L'infirmière n° 008 du 01/05/2021

 

ÉDITO

Hélène Trappo  

Rédactrice en chef de L’INFIRMIÈR.E

Finirons-nous un jour par construire le cadre législatif à même d’apporter une réponse satisfaisante et consensuelle aux questions éthiques, existentielles, médicales et humaines soulevées par la fin de vie ? Le sujet revient régulièrement sur le devant de la scène. Dernièrement, il s’est invité dans un contexte inédit, en pleine crise sanitaire, comme en urgence, sous la forme d’une proposition de loi portée par le député de Charente-Maritime Olivier Falorni, soumise à l’Assemblée nationale le 8 avril, profitant d’une « niche » parlementaire. Une tentative avortée – en raison du dépôt de milliers d’amendements – qui raisonne étrangement après cette période sombre, celle du premier confinement, que Marie de Hennezel décrit comme « une fin de notre humanité ». Faut-il le rappeler, ce sont des milliers de personnes qui ont rendu leur dernier souffle dans l’isolement le plus total, des milliers de familles qui ont été privées d’un dernier adieu à leur proche et des soignants contraints de subir une situation contraire au sens même de leur métier. Un épisode qui nous rappelle que le droit à mourir dans la dignité doit être une réalité et une préoccupation pour tout un chacun, en toutes circonstances, et pas seulement dans le cadre plus restrictif des situations désespérées évoquées par les défenseurs de l’euthanasie. Et pour que ce droit à mourir dans la dignité soit effectif, il faut s’en donner les moyens, offrir l’accès au plus grand nombre aux soins palliatifs, permettre aux soignants de prendre le temps d’accompagner, où qu’ils exercent, que ce soit en établissement hospitalier, en Ehpad ou en ville. Se donner aussi le temps de prendre du recul, d’analyser sa pratique pour l’améliorer (lire l’article « Une sédation profonde à domicile en discussion », p. 34). Sur ce point au moins, il y a le consensus même si dans les actes cela ne transparaît pas toujours.

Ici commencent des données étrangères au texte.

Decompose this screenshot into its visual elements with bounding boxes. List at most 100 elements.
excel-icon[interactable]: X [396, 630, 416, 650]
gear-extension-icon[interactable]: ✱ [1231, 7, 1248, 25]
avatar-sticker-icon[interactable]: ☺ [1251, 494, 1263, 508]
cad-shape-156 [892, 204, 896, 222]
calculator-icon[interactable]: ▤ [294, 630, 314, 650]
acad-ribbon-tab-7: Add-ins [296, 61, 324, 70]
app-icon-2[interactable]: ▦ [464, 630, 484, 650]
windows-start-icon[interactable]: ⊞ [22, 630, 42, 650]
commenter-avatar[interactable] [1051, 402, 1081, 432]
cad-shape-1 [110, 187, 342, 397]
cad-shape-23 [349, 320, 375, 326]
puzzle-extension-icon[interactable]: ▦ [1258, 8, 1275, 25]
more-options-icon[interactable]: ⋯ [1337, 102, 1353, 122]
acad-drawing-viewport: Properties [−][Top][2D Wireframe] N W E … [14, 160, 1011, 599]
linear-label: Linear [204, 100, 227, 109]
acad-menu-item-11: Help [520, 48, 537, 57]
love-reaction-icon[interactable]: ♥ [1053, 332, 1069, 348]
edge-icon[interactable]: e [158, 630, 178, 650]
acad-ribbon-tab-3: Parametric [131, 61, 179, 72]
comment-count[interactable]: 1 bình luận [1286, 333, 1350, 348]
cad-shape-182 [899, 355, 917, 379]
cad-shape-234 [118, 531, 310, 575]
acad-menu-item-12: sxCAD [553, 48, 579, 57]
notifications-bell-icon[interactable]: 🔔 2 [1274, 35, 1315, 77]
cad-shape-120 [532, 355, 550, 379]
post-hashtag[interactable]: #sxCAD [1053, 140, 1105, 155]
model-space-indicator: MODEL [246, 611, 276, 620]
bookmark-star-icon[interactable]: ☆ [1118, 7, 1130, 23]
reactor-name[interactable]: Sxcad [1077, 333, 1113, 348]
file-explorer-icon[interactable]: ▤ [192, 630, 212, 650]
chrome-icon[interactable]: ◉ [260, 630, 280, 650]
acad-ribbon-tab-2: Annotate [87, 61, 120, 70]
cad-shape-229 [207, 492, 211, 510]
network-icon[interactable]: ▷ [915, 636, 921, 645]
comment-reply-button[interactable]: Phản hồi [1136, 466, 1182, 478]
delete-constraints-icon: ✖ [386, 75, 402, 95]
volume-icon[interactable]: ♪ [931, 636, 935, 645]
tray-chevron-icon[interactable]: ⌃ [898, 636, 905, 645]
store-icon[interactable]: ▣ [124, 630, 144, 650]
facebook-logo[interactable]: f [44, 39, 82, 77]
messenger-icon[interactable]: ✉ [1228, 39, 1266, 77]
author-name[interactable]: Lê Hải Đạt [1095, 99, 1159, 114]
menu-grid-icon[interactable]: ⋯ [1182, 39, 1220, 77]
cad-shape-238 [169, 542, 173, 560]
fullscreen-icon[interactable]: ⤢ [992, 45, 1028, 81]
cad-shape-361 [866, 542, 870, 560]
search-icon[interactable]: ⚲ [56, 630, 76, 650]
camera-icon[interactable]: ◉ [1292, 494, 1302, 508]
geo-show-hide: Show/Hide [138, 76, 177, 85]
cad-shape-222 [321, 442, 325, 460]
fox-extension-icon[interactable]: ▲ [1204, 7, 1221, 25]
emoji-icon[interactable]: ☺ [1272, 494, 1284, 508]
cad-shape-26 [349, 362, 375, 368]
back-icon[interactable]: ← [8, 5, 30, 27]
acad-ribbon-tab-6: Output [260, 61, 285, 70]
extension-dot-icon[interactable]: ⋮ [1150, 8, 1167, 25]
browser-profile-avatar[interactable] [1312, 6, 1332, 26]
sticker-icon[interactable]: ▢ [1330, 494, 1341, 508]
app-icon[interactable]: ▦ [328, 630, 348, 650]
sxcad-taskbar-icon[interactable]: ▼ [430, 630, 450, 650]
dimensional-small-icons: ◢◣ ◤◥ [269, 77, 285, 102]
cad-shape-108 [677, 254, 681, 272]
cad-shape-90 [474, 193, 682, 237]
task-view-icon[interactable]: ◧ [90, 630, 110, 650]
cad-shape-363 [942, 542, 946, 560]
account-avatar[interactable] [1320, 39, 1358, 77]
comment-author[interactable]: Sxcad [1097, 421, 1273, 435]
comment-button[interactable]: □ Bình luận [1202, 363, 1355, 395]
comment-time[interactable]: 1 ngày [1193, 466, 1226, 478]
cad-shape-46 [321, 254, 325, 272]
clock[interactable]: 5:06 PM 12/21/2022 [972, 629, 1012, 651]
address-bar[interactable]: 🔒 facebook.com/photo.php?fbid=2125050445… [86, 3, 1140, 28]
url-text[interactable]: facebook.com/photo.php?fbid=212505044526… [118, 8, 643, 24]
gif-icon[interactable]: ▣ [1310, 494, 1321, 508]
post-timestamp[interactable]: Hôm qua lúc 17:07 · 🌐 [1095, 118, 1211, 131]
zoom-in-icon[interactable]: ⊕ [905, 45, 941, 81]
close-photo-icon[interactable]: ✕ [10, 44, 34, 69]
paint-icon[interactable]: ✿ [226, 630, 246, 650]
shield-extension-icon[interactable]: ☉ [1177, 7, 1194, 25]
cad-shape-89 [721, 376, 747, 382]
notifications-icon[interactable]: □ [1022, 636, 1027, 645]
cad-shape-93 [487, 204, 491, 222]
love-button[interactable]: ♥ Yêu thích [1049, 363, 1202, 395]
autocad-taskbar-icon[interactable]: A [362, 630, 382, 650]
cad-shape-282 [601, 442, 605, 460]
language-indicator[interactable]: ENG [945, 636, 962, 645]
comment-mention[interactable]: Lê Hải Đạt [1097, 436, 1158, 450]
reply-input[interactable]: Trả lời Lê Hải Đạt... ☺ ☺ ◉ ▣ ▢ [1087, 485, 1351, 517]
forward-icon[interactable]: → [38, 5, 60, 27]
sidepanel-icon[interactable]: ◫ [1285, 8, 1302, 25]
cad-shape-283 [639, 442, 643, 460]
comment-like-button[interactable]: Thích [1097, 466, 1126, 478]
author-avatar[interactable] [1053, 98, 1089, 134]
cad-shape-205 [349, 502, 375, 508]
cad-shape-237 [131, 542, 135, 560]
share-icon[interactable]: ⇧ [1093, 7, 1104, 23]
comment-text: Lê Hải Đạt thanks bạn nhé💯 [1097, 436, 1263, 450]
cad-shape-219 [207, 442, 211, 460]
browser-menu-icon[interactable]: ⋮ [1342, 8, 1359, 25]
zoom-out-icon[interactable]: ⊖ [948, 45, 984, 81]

Ceci étant dit, la question d’une légalisation de l’aide active à mourir reste entière. Sans doute une légalisation déjà accordée par nos voisins européens ne peut être que le fruit d’un cheminement, d’une longue maturation. Sans doute est-il nécessaire de passer par ces différentes étapes que constituent les législations successives, trois en quatorze ans, entre 2002 et 2016, dont on ne peut nier qu’elles ont permis de faire progresser les droits des malades, de mieux cadrer l’accompagnement médical. Par exemple, en permettant d’accéder à une sédation profonde et continue jusqu’au décès, la loi du 2 février 2016 apporte une réponse à la demande de ne plus être conscient durant les dernières heures de son existence. Si cette disposition ne répond pas à toutes les situations, l’erreur serait de l’opposer à un droit à l’euthanasie qui renvoie, lui, à d’autres questionnements tels que la liberté de disposer de sa mort. D’ailleurs, la posture du soignant se trouve radicalement changée entre réaliser un geste d’euthanasie et administrer un produit pour soulager et qui va altérer la survie. Le sujet est bien trop complexe pour ne pas prendre le temps de la réflexion, et ne s’en emparer qu’à l’occasion d’une affaire médiatisée. D’autant qu’il y a une vraie attente si l’on en croit les derniers sondages auprès de l’opinion publique, favorable à la légalisation de l’euthanasie et le vote majoritaire de l’article 1 du projet de loi débattu en avril dernier.